Let’s talk about the massive Yahoo! data breach hitting the headlines. The short story is that over 500 million Yahoo! records containing names, emails, birth dates, security questions and other private data were dumped on the internet over 4 months ago and Yahoo! have only disclosed it now.
Not only that, but according to reports, upper management didn’t take their security problem seriously. They had their heads in the sand.
Former Yahoo information security head Alex Stamos tried aggressively to get management to act more strongly at the time, but he had not been successful.
– Recode
Clearly, they’ll be dealing with a world of hurt right now, scrambling to improve security, and somehow make good of a tarnished brand.
But where does this leave you? 500M people is a lot, so in my view you’re likely to be in one or both of the following situations.:
- You’re a Yahoo! account holder or user of other Yahoo! services like Flickr. In this case you want to go and update your passwords right now. If you happen to be one of the many millions suffering from “password re-use syndrome” then you better start changing password for you bank and all those other places you’re now exposed.
- You run a web or mobile app, software-as-a-service product, or any other form of software that allows people to sign in with their email address.
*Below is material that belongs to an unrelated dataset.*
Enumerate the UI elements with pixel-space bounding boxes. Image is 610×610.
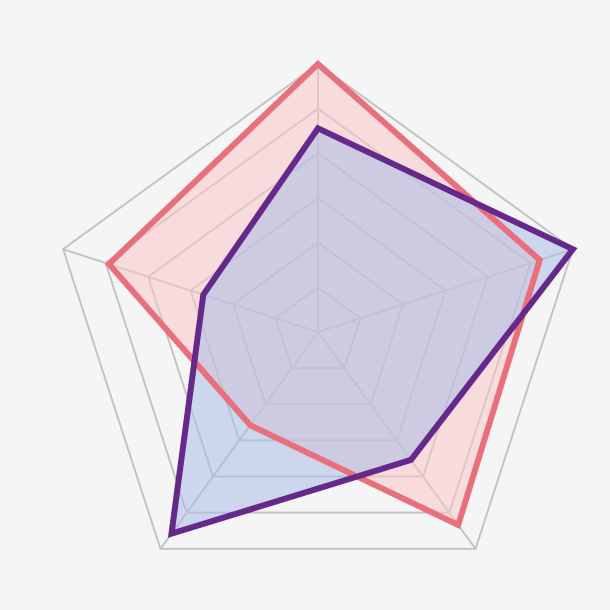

Chances are many of your users have just had their details dumped online. It’s only a matter of time before someone uses them to access your kingdom.
Chances are many of your users have just had their details dumped online. It’s only a matter of time before someone uses them to access your kingdom.
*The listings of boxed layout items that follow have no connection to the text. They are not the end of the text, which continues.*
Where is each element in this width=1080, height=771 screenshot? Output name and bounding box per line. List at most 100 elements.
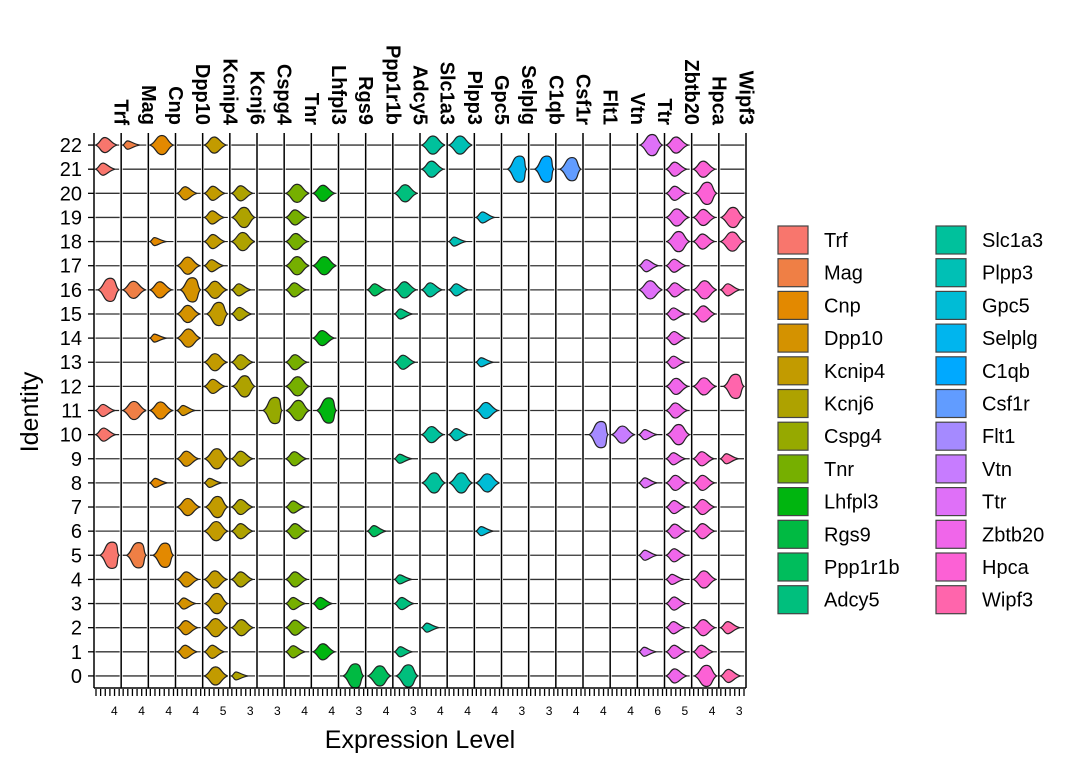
legend-swatch-Cnp	[777, 290, 809, 320]
x-tick-label-Dpp10: 4	[193, 704, 200, 718]
legend-label-Flt1: Flt1	[982, 426, 1015, 448]
violin-Kcnip4-3	[204, 592, 230, 615]
violin-Plpp3-18	[446, 236, 473, 247]
y-axis-title: Identity	[16, 371, 44, 452]
y-tick-label-2: 2	[71, 618, 82, 640]
y-tick-label-0: 0	[71, 666, 82, 688]
violin-Kcnj6-12	[231, 375, 257, 398]
legend-swatch-C1qb	[935, 356, 967, 386]
violin-Hpca-6	[691, 522, 717, 540]
violin-Hpca-1	[691, 644, 717, 659]
violin-Kcnj6-15	[229, 306, 255, 322]
gene-label-Cnp: Cnp	[164, 86, 186, 125]
violin-Dpp10-3	[175, 597, 201, 610]
violin-Hpca-12	[691, 377, 717, 396]
legend-swatch-Gpc5	[935, 290, 967, 320]
violin-Plpp3-10	[446, 427, 473, 442]
violin-Hpca-19	[691, 208, 717, 227]
violin-Slc1a3-16	[419, 282, 446, 298]
violin-Zbtb20-2	[664, 621, 690, 635]
violin-Kcnj6-9	[229, 450, 255, 467]
violin-Adcy5-0	[394, 664, 420, 688]
violin-Cnp-14	[147, 333, 174, 343]
violin-Trf-16	[95, 277, 121, 303]
violin-Csf1r-21	[557, 156, 583, 182]
violin-Dpp10-15	[175, 304, 201, 324]
violin-Slc1a3-8	[421, 472, 447, 494]
x-tick-label-Trf: 4	[111, 704, 118, 718]
violin-Ttr-22	[638, 133, 665, 157]
violin-Kcnj6-0	[229, 671, 255, 681]
gene-label-Zbtb20: Zbtb20	[680, 59, 702, 125]
violin-Wipf3-2	[718, 621, 744, 635]
violin-Zbtb20-18	[666, 230, 692, 253]
violin-Cnp-11	[147, 401, 174, 420]
violin-Ttr-16	[636, 280, 663, 300]
violin-Cnp-18	[147, 236, 174, 247]
legend-label-Plpp3: Plpp3	[982, 263, 1033, 285]
violin-Tnr-9	[283, 451, 310, 467]
violin-Lhfpl3-17	[310, 256, 337, 276]
violin-Hpca-21	[691, 160, 717, 178]
violin-Kcnj6-13	[229, 354, 255, 371]
violin-Cnp-5	[149, 542, 175, 569]
violin-Cspg4-11	[258, 396, 284, 425]
gene-label-Kcnj6: Kcnj6	[245, 71, 267, 125]
gene-label-Lhfpl3: Lhfpl3	[327, 65, 349, 125]
violin-Rgs9-0	[340, 663, 365, 689]
x-tick-label-Flt1: 4	[600, 704, 607, 718]
violin-Tnr-6	[283, 522, 310, 540]
violin-Adcy5-1	[392, 646, 418, 658]
violin-Tnr-12	[283, 376, 312, 397]
violin-Kcnip4-8	[202, 477, 228, 489]
violin-Hpca-18	[691, 233, 717, 250]
violin-Tnr-2	[283, 619, 310, 636]
x-axis: 4 4 4 4 5 3 3 4 4 3 4 3 4 4 4 3 3 4 4 4 6 5 4 3	[94, 687, 746, 718]
y-tick-label-21: 21	[60, 159, 82, 181]
violin-Ttr-17	[636, 259, 663, 273]
legend-swatch-Trf	[777, 225, 809, 255]
y-tick-label-12: 12	[60, 376, 82, 398]
gene-label-Hpca: Hpca	[707, 76, 729, 126]
legend-label-Tnr: Tnr	[824, 459, 854, 481]
x-tick-label-Rgs9: 3	[356, 704, 363, 718]
violin-Gpc5-13	[473, 357, 500, 368]
legend-label-C1qb: C1qb	[982, 361, 1030, 383]
violin-Mag-22	[120, 140, 147, 150]
violin-Kcnip4-4	[202, 570, 228, 589]
x-tick-label-Adcy5: 3	[410, 704, 417, 718]
violin-Hpca-9	[691, 451, 717, 467]
y-tick-label-9: 9	[71, 449, 82, 471]
gene-label-Csf1r: Csf1r	[571, 74, 593, 125]
violin-Dpp10-2	[175, 620, 201, 636]
violin-Ppp1r1b-0	[367, 665, 393, 687]
violin-Hpca-16	[691, 280, 718, 300]
violin-Dpp10-1	[175, 644, 201, 659]
violin-Dpp10-9	[175, 450, 201, 467]
legend-label-Gpc5: Gpc5	[982, 295, 1030, 317]
violin-Vtn-10	[609, 425, 636, 444]
violin-Dpp10-16	[177, 277, 202, 303]
gene-labels: Trf Mag Cnp Dpp10 Kcnip4 Kcnj6 Cspg4 Tnr Lhfpl3 R…	[110, 45, 757, 126]
violin-Wipf3-0	[718, 668, 744, 684]
legend-swatch-Csf1r	[935, 388, 967, 419]
legend-swatch-Zbtb20	[935, 519, 967, 549]
x-tick-label-Gpc5: 4	[491, 704, 498, 718]
x-tick-label-Wipf3: 3	[736, 704, 743, 718]
y-tick-label-7: 7	[71, 497, 82, 519]
violin-Tnr-11	[285, 399, 312, 422]
legend-label-Zbtb20: Zbtb20	[982, 524, 1044, 546]
violin-Hpca-2	[691, 619, 717, 637]
y-tick-label-1: 1	[71, 642, 82, 664]
violin-Zbtb20-15	[664, 307, 690, 321]
legend-label-Selplg: Selplg	[982, 328, 1038, 350]
violin-Tnr-17	[283, 256, 310, 276]
gene-label-Tnr: Tnr	[300, 93, 322, 125]
gene-label-Mag: Mag	[137, 85, 159, 125]
violin-Zbtb20-6	[664, 523, 690, 539]
violin-panels	[93, 133, 747, 689]
violin-Zbtb20-7	[664, 499, 690, 515]
violin-Kcnip4-17	[202, 259, 228, 273]
violin-Kcnip4-1	[202, 644, 228, 659]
Detecting compromised accounts
If you’re in latter group, then you need to think seriously about your response. Sure, sales and revenue might always trump security, but shit is starting to get real out there! For many business, a lack of focus on security is going to bite them in the ass.
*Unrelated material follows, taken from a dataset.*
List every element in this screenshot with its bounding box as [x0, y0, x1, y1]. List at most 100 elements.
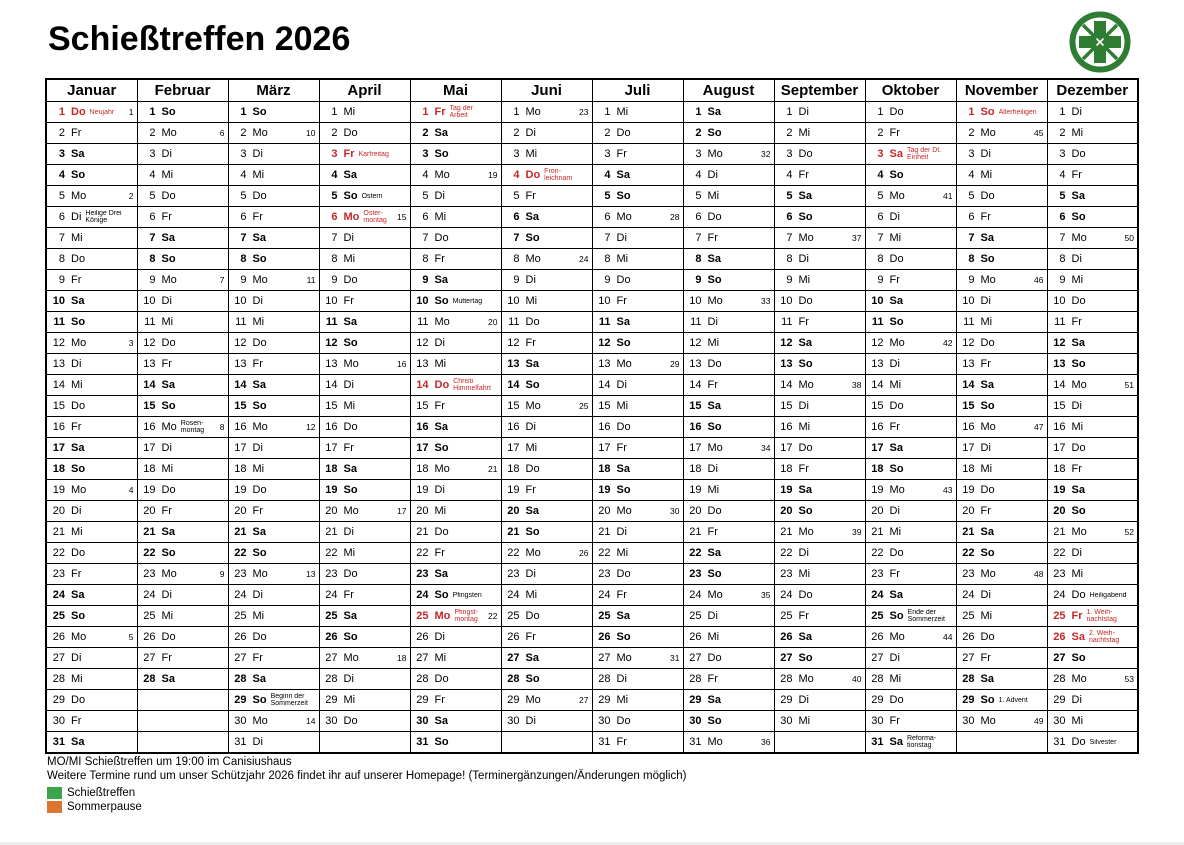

For a long time now the default response has been to blame the user if their account gets breached. With the availability of new technology to detect breaches, contain threats, and assist users in protecting their accounts the onus is turning back to the app or service provider.
Power to the people – or the ones with the biggest social following. If one of your users has their account compromised, data stolen, or maliciously fiddled with then pushing the blame back on them could cost you dearly. Think of the PR nightmare and brand damage you get from just a single incident when the affected user takes to social media over their disappointment in your security precautions.
Act now
Every time another big breach happens a few more businesses wake up and start to make moves in the right direction. This is great news, as there is a ground swell of companies starting to take security to the next level by prioritising the protection of their users and most importantly their brand.